Dear Jo, oh I forgot to say which one is me. Silly me. I'm the one up near the heater with her hand up hear her hair looking up at the sign. That person taking the photo of my mother would be me. I was experimenting with black and white photography and an SLR (again) in my late twenties.

Anne Young said...

I recognise the heater under your birthday party sign as we had the same one :). A modest number of guests at the birthday party too made life more civilised for all.

Alex Daw said...

Yes Anne. I remember a rough rule of thumb being the number of guests to match the number of years. What do you think? Perhaps there were six guests.

Anne Young said...

It looks like six guests to me. Should have noted our parents' wisdom, we always had what turned out to be too many guests at our children's birthday parties.

Nancy said...

I love the memories you shared from your birthday party. It's funny that you took the gift and closed the door behind the giver. I wonder what those little girls thought: a game, perhaps? Or, who knows! I think it's wonderful that you still have some of the items in the photo.

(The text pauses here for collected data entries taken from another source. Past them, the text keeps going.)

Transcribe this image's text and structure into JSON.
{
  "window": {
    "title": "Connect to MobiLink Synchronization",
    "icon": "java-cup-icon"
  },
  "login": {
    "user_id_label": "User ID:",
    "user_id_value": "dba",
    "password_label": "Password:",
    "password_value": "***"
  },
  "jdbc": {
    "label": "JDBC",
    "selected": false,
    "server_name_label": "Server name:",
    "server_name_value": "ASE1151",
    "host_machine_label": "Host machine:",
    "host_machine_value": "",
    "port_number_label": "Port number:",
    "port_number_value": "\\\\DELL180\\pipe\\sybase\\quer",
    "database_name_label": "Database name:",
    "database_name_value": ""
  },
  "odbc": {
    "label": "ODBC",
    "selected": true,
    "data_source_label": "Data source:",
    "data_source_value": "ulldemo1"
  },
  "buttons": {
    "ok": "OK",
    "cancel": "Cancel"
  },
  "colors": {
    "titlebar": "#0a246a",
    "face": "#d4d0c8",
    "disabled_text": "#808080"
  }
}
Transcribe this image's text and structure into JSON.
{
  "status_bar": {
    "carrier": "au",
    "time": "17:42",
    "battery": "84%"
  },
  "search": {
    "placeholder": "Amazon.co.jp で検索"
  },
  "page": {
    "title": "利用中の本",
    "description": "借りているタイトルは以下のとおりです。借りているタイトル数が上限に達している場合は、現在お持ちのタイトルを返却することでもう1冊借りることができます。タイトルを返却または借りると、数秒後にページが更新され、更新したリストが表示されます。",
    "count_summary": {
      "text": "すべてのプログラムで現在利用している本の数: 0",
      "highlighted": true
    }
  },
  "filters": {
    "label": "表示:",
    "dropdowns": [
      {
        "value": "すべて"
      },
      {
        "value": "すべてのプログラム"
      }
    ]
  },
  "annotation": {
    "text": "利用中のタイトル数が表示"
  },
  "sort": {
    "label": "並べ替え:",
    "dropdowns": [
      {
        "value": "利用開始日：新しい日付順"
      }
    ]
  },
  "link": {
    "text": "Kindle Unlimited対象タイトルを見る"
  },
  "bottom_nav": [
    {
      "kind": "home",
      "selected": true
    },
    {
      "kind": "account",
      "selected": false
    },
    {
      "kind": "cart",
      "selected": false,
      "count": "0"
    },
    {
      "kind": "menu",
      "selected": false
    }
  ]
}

I think a sign on a sheep is very innovative. Its portability makes it very appealing.

Alex Daw said...

Yes Anne, I don't think I cottoned on to that rule until too late in the game too.

Alex Daw said...

There's a bit of me Nancy that thinks "Oh no, let it go!" when I see how much I recognize but then I have always liked old things I suppose.

Mike Brubaker said...

I too have photos of foreign signs that I saw on holiday. I think when we can't understand the words we interpret images and designs differently and see creative ideas that appeal.

genepenn said...

What a trip down memory lane - just so much to enjoy in this post. The heater - I think yours might be gas, we had an Oil Vulcan heater that looked like that in the sixties - right up to 1995, loved the stack of LP's on the shelf, and mention of all the party food. Did you have Jelly Cakes - i think Chocolate ripple cake came later. We have an architect friend whom we visit and in his sitting room are chairs he designed and made himself. He later sold the design to Parker.

Alex Daw said...

Phew! I was beginning to wonder if I was a bit weird there for a second. I'm glad you do that sort of thing too.

Alex Daw said...

Genepenn I want to say that ours was oil too. Jelly cakes...don't know them I don't think. Sigh...Still so much food to eat in the world. Will I ever get there? Ooh I'd like to see those chairs your friend designed.

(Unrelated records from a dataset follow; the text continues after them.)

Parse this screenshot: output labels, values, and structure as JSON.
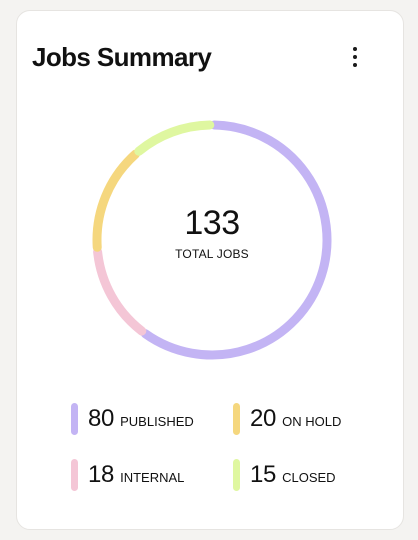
{
  "card": {
    "title": "Jobs Summary",
    "menu_icon": "more-vertical-icon"
  },
  "summary": {
    "total": "133",
    "total_label": "TOTAL JOBS"
  },
  "chart_data": {
    "type": "pie",
    "donut": true,
    "categories": [
      "PUBLISHED",
      "INTERNAL",
      "ON HOLD",
      "CLOSED"
    ],
    "values": [
      80,
      18,
      20,
      15
    ],
    "colors": [
      "#c3b4f4",
      "#f4c6d6",
      "#f5d77e",
      "#dff7a0"
    ],
    "center_value": 133,
    "center_label": "TOTAL JOBS"
  },
  "legend": [
    {
      "value": "80",
      "label": "PUBLISHED",
      "color": "#c3b4f4"
    },
    {
      "value": "20",
      "label": "ON HOLD",
      "color": "#f5d77e"
    },
    {
      "value": "18",
      "label": "INTERNAL",
      "color": "#f4c6d6"
    },
    {
      "value": "15",
      "label": "CLOSED",
      "color": "#dff7a0"
    }
  ]
}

Helen Bauch McHargue said...

Great birthday party story. I can remember being very taken by foreign ads too. The 'personal' news is amusing..imagine reporting on somebody having a cold. Life was simpler then.

Alex Daw said...

Thanks Helen-ooh goody another person that likes foreign ads. And yes that Personal column is ...well....personal!

Little Nell said...

An altogether interesting post and that photos of your mother as she leaves a shop, seemingly unaware, is a treasure.

Alex Daw said...

Thanks Little Nell. A treasure that grows more dear with each passing year I must say.